Judiciário

Com 77,1 milhões de processos em tramitação, CNJ aponta queda do número

De 2018 para 2019, houve uma redução de 1,5 milhão de processos sem solução no judiciário brasileiro

Sarah Teófilo
postado em 25/08/2020 16:37 / atualizado em 25/08/2020 17:07
 (foto: Gil Ferreira/Agência CNJ)
(foto: Gil Ferreira/Agência CNJ)

Relatório do Conselho Nacional de Justiça (CNJ) aponta queda de processos sem solução no Judiciário em 2019. O levantamento mostra que o ano de 2019 terminou com 77,1 milhões de processos em tramitação - ou seja, aguardando uma solução definitiva. O número é 1,5 milhão a menos que em 2018.

Esse número subiu de 2009 a 2016, saindo de 60,7 milhões de processos para 79,9 milhões, Em 2017, houve uma redução de 400 mil processos em tramitação; em 2019 houve uma queda de 900; e agora a redução foi de 1,5 milhão, a maior desta série histórica, desde 2009.

“Esse resultado deriva do crescente aumento do total de processos baixados, que atingiu o maior valor da série histórica no ano de 2019, valor bem superior ao quantitativo de novos processos no Poder Judiciário”, informa relatório “Justiça em números”. Conforme documento, o Índice de Atendimento à Demanda (IAD), que mede a relação entre os processo que baixaram e ingressaram no sistema, foi de 117,1% em 2019.
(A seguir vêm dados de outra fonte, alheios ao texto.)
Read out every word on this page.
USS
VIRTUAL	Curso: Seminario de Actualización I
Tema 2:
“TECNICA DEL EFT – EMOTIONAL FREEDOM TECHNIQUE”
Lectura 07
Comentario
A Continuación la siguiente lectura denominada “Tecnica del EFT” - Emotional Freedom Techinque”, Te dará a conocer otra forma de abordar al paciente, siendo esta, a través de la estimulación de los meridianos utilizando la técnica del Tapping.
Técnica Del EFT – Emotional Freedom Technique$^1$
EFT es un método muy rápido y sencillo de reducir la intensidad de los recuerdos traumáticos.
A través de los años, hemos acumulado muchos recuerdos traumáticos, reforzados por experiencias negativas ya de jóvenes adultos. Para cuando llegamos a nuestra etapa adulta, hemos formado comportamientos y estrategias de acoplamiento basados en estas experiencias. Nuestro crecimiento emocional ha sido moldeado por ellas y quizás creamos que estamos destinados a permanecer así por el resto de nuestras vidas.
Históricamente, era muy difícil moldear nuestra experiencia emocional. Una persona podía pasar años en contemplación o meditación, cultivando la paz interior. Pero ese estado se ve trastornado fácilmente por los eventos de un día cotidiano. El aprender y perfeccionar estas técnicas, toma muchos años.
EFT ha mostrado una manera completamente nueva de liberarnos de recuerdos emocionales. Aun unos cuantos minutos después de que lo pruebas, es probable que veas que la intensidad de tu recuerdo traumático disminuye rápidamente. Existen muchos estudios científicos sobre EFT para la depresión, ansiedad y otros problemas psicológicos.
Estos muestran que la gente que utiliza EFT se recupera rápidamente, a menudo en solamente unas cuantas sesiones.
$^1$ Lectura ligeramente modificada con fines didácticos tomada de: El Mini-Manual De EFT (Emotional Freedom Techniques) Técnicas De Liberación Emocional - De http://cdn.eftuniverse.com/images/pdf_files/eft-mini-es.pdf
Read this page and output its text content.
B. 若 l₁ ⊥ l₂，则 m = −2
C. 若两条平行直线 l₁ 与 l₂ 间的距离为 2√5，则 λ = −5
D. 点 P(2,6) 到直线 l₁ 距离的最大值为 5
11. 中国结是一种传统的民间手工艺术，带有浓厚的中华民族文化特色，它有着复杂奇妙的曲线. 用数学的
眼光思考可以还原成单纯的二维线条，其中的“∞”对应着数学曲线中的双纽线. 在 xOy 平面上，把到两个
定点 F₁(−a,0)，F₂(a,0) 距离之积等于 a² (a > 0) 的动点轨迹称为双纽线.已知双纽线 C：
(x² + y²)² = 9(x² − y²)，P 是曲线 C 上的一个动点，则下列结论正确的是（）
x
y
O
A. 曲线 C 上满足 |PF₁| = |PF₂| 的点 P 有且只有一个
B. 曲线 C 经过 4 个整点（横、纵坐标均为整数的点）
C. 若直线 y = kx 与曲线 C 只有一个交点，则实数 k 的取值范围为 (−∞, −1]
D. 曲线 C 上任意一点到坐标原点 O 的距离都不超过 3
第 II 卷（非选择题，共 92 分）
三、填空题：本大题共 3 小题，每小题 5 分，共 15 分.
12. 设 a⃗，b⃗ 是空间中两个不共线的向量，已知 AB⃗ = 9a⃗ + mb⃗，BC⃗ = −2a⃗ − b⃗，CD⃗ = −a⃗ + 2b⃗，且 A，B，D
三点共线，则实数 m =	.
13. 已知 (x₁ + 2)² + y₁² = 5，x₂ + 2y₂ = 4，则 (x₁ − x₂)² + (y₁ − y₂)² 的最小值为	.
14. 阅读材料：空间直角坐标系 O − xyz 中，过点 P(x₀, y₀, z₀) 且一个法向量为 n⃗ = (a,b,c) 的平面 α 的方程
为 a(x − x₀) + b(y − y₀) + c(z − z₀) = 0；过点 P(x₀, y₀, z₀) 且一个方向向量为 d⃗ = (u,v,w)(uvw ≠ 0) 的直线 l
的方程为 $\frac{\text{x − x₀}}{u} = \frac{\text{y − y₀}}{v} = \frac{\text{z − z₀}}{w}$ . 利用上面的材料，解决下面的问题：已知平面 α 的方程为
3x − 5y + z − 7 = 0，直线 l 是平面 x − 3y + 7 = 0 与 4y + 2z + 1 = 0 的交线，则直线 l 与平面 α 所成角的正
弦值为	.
“Os resultados positivos mostram reflexo das políticas que vêm sendo adotadas pelo CNJ, como Metas Nacionais e Prêmio CNJ de Qualidade, como ferramentas de gestão, de controle e incentivo ao aprimoramento da prestação jurisdicional”, afirma órgão no relatório.

A redução se deve, em especial, ao desempenho da Justiça estadual e do Trabalho, que reduziram o estoque de processos no último ano de forma significativa. Conforme o CNJ, a redução dos processos na Justiça do Trabalho “pode estar relacionada à reforma trabalhista aprovada em julho de 2017, a qual entrou em vigor em novembro daquele ano”. Já na Justiça federal, a tendência é de crescimento.

No total, no ano passado, ingressaram no Judiciário 30,2 milhões de processos e foram baixados 35,4 milhões. Considera-se baixados os processos remetidos a outros órgãos judiciais competentes, às instâncias superiores ou inferiores, arquivados ou em que houve decisão transitado em julgado.

Segundo o Conselho, se considerar somente as ações efetivamente ajuizadas pela primeira vez no ano passado, “sem computar os casos em grau de recurso e as execuções judiciais (que decorrem do término da fase de conhecimento ou do resultado do recurso)”, foram ingressadas 20,2 milhões ações originárias em 2019, 3,3% a mais que em 2018.

“A redução do estoque não foi ainda maior devido aos processos que retornam à tramitação (casos pendentes) sem previamente figurarem como casos novos. São, por exemplo, os casos de sentenças anuladas na instância superior; ou de remessas e retornos de autos entre tribunais em razão de questões relativas à competência; ou de devolução dos processos à instância inferior para aguardar julgamento em matéria de recursos repetitivos ou de repercussão geral; ou de mudança de classe processual”, informou o Conselho.

Somente no ano passado, 1,8 milhão de processos foram reativas. O relatória afirma que problema na autuação e na apuração de dados também contribuem para o crescimento do estoque de processo.


Conciliação

Presidente do Supremo Tribunal Federal e do CNJ, o ministro Dias Toffoli disse, em apresentação do relatório, que “a litigiosidade no Brasil permanece alta e a cultura da conciliação, incentivada mediante política permanente do CNJ desde 2006, ainda apresenta lenta evolução”.

No ano passado, somente 12,5% dos processos foram solucionados via conciliação. O número representa uma queda pelo terceiro ano consecutivo do percentual. Em 2017, foram 13,5% e em 2018 foram 12,7%.

O número de sentenças homologatórias de acordos , no entanto, apresentou um aumento, o que foi destacado por Toffoli. Houve um aumento de 6,3% em relação a 2018. O relatório e o ministro frisaram que isso se deve ao impacto do novo Código de Processo Civil (CPC), “que entrou em vigor em março de 2016 e tornou obrigatória a realização de audiência prévia de conciliação e mediação”.

Assim, em três anos, o número de sentenças homologatórias de acordo cresceu 5,6%, passando de 3,7 milhões em 2016 para 3,9 milhões em 2019.